Die Zahl der in Baden-Württemberg wegen einer Jugendstrafe inhaftierten Personen hat einen historischen Tiefstand erreicht. 315 junge Gefangene waren zum Ende Januar 2016 in den Jugendstrafanstalten des Landes untergebracht, so wenige wie nie zuvor seit Etablierung des Jugendstrafvollzugs in Baden-Württemberg im Jahr 1974. Vor einem Jahr befanden sich noch 392 Personen in Jugendstrafhaft, im Jahr 2010 467.
Justizminister Rainer Stickelberger teilte dies anlässlich der Konferenz „European Communities of Restoration“ in Leonberg mit. Bei der internationalen Tagung diskutieren über 40 Expertinnen und Experten aus Europa, aber etwa auch aus den USA und Brasilien, über neue Ansätze für einen modernen Justizvollzug.
„Im Interesse der Sicherheit der Menschen in unserem Land werden selbstverständlich auch Straftaten von Jugendlichen und jungen Erwachsenen konsequent verfolgt und angemessen sanktioniert, im äußersten Fall mit Freiheitsstrafen und Jugendstrafvollzug. Der seit Jahren rückläufige Trend bei der Zahl der jungen Gefangenen steht dazu nicht in Widerspruch, sondern macht deutlich, dass die Jugendkriminalität in Baden-Württemberg stetig und nachhaltig sinkt“, sagte Minister Stickelberger. Bestätigt werde dies durch die Entwicklung bei den strafgerichtlichen Verurteilungen von jungen Menschen. Die Zahl der verurteilten Jugendlichen sank im Jahr 2014 gegenüber dem Vorjahr um 16 Prozent deutlich und erreichte mit 4.893 Verurteilungen nahezu den Tiefstand aus dem Jahr 1991, als 4.813 Personen verurteilt wurden. Auch die Zahl der verurteilten Heranwachsenden, also der Personen im Alter von 18 bis unter 21 Jahren im Zeitpunkt der Tatbegehung, ging 2014 merklich um 8,1 Prozent auf 9.513 zurück. Zum Vergleich: Im Jahr 2007 waren noch 9.533 Jugendliche und 13.575 Heranwachsende verurteilt worden.

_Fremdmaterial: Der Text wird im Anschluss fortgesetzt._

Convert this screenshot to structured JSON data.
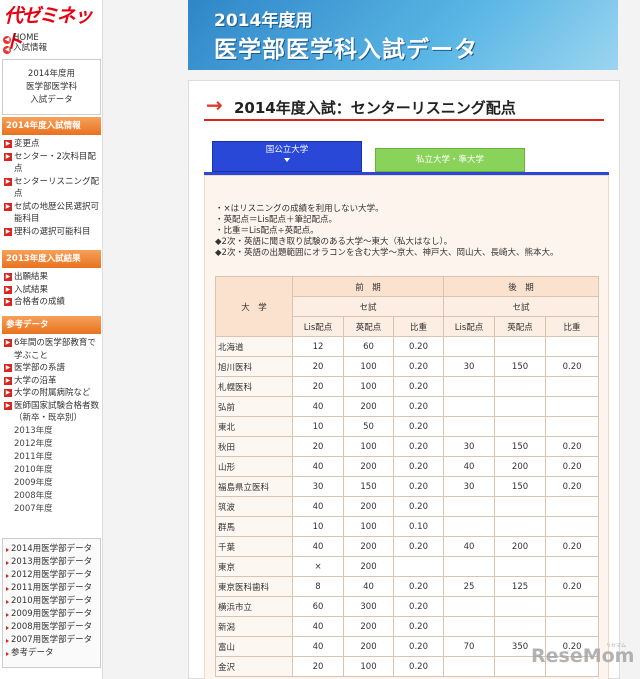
{
  "sidebar": {
    "logo": "代ゼミネット",
    "home_link": "HOME",
    "exam_info_link": "入試情報",
    "box_title": [
      "2014年度用",
      "医学部医学科",
      "入試データ"
    ],
    "section1": {
      "heading": "2014年度入試情報",
      "items": [
        {
          "label": "変更点"
        },
        {
          "label": "センター・2次科目配点"
        },
        {
          "label": "センターリスニング配点"
        },
        {
          "label": "セ試の地歴公民選択可能科目"
        },
        {
          "label": "理科の選択可能科目"
        }
      ]
    },
    "section2": {
      "heading": "2013年度入試結果",
      "items": [
        {
          "label": "出願結果"
        },
        {
          "label": "入試結果"
        },
        {
          "label": "合格者の成績"
        }
      ]
    },
    "section3": {
      "heading": "参考データ",
      "items": [
        {
          "label": "6年間の医学部教育で学ぶこと"
        },
        {
          "label": "医学部の系譜"
        },
        {
          "label": "大学の沿革"
        },
        {
          "label": "大学の附属病院など"
        },
        {
          "label": "医師国家試験合格者数（新卒・既卒別）"
        }
      ],
      "years": [
        "2013年度",
        "2012年度",
        "2011年度",
        "2010年度",
        "2009年度",
        "2008年度",
        "2007年度"
      ]
    },
    "year_links": [
      "2014用医学部データ",
      "2013用医学部データ",
      "2012用医学部データ",
      "2011用医学部データ",
      "2010用医学部データ",
      "2009用医学部データ",
      "2008用医学部データ",
      "2007用医学部データ",
      "参考データ"
    ]
  },
  "banner": {
    "line1": "2014年度用",
    "line2": "医学部医学科入試データ"
  },
  "main": {
    "section_title": "2014年度入試：センターリスニング配点",
    "tabs": [
      {
        "label": "国公立大学",
        "active": true
      },
      {
        "label": "私立大学・準大学",
        "active": false
      }
    ],
    "notes": [
      "・×はリスニングの成績を利用しない大学。",
      "・英配点＝Lis配点＋筆記配点。",
      "・比重＝Lis配点÷英配点。",
      "◆2次・英語に聞き取り試験のある大学〜東大（私大はなし）。",
      "◆2次・英語の出題範囲にオラコンを含む大学〜京大、神戸大、岡山大、長崎大、熊本大。"
    ],
    "table": {
      "col_university": "大　学",
      "zenki": "前　期",
      "kouki": "後　期",
      "seshi": "セ試",
      "sub_headers": [
        "Lis配点",
        "英配点",
        "比重"
      ],
      "rows": [
        {
          "name": "北海道",
          "v": [
            "12",
            "60",
            "0.20",
            "",
            "",
            ""
          ]
        },
        {
          "name": "旭川医科",
          "v": [
            "20",
            "100",
            "0.20",
            "30",
            "150",
            "0.20"
          ]
        },
        {
          "name": "札幌医科",
          "v": [
            "20",
            "100",
            "0.20",
            "",
            "",
            ""
          ]
        },
        {
          "name": "弘前",
          "v": [
            "40",
            "200",
            "0.20",
            "",
            "",
            ""
          ]
        },
        {
          "name": "東北",
          "v": [
            "10",
            "50",
            "0.20",
            "",
            "",
            ""
          ]
        },
        {
          "name": "秋田",
          "v": [
            "20",
            "100",
            "0.20",
            "30",
            "150",
            "0.20"
          ]
        },
        {
          "name": "山形",
          "v": [
            "40",
            "200",
            "0.20",
            "40",
            "200",
            "0.20"
          ]
        },
        {
          "name": "福島県立医科",
          "v": [
            "30",
            "150",
            "0.20",
            "30",
            "150",
            "0.20"
          ]
        },
        {
          "name": "筑波",
          "v": [
            "40",
            "200",
            "0.20",
            "",
            "",
            ""
          ]
        },
        {
          "name": "群馬",
          "v": [
            "10",
            "100",
            "0.10",
            "",
            "",
            ""
          ]
        },
        {
          "name": "千葉",
          "v": [
            "40",
            "200",
            "0.20",
            "40",
            "200",
            "0.20"
          ]
        },
        {
          "name": "東京",
          "v": [
            "×",
            "200",
            "",
            "",
            "",
            ""
          ]
        },
        {
          "name": "東京医科歯科",
          "v": [
            "8",
            "40",
            "0.20",
            "25",
            "125",
            "0.20"
          ]
        },
        {
          "name": "横浜市立",
          "v": [
            "60",
            "300",
            "0.20",
            "",
            "",
            ""
          ]
        },
        {
          "name": "新潟",
          "v": [
            "40",
            "200",
            "0.20",
            "",
            "",
            ""
          ]
        },
        {
          "name": "富山",
          "v": [
            "40",
            "200",
            "0.20",
            "70",
            "350",
            "0.20"
          ]
        },
        {
          "name": "金沢",
          "v": [
            "20",
            "100",
            "0.20",
            "",
            "",
            ""
          ]
        }
      ]
    }
  },
  "watermark": {
    "text_a": "Rese",
    "text_b": "Mom",
    "sub": "リセマム"
  }
}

„Der Justiz ist immanent, dass sie erst auf bereits begangene Straftaten reagieren kann. Dann jedoch bietet die baden-württembergische Justiz ein umfassendes Bündel an Maßnahmen und Hilfestellungen, um gerade bei jugendlichen Straftätern Rückfällen vorzubeugen und sie auf ihrem Weg in eine straffreie und hoffnungsvolle Zukunft zu unterstützen. Diese Anstrengungen zahlen sich nun aus“, sagte Justizminister Stickelberger. Er verwies auf die in Stuttgart-Bad Cannstatt, Pforzheim und Mannheim bereits eingerichteten Häuser des Jugendrechts, in denen Staatsanwaltschaft, Polizei und Jugendhilfe eng zusammenarbeiten, um eine rasche und wirkungsvolle Sanktion gegenüber jugendlichen Straftätern sicherzustellen. Daneben hob Stickelberger das „Projekt Chance“ hervor, das derzeit im Seehaus Leonberg und im Kloster Frauental in Creglingen als so genannte „freie Form“ des Jugendstrafvollzugs eine gesetzlich verankerte Alternative zum klassischen offenen und geschlossenen Vollzug bietet. „Aktuell 22 jungen Männern bieten wir dort die Chance für einen echten Neuanfang. In einem klar strukturierten Tagesablauf lernen sie, Regeln einzuhalten, einer sinnvollen Beschäftigung nachzugehen, Verantwortung zu übernehmen und ihren Mitmenschen mit Respekt und Anstand zu begegnen. Viele erleben hier oft zum ersten Mal Anerkennung, Zuwendung und ein Gefühl von Heimat“, erläuterte Minister Stickelberger. Wer sich nicht an die strengen Regeln und den straffen Tagesplan halte, müsse zurück in die geschlossene Haftanstalt.
Den Beschäftigten der Einrichtungen in Leonberg und Creglingen sprach Minister Stickelberger seinen Dank aus: „Solch eine innovative Vollzugsform steht und fällt mit den Menschen, die vor Ort mit den jungen Gefangenen arbeiten. Als Hauseltern, im Werk- und Bildungsbereich oder etwa bei Freizeit und Sport leisten Sie tagtäglich vorbildliche Arbeit von unschätzbarem Wert. Vorbilder wie Sie brauchen die Gefangenen für einen erfolgreichen Start in ein straffreies Leben in sozialer Verantwortung“, so Stickelberger.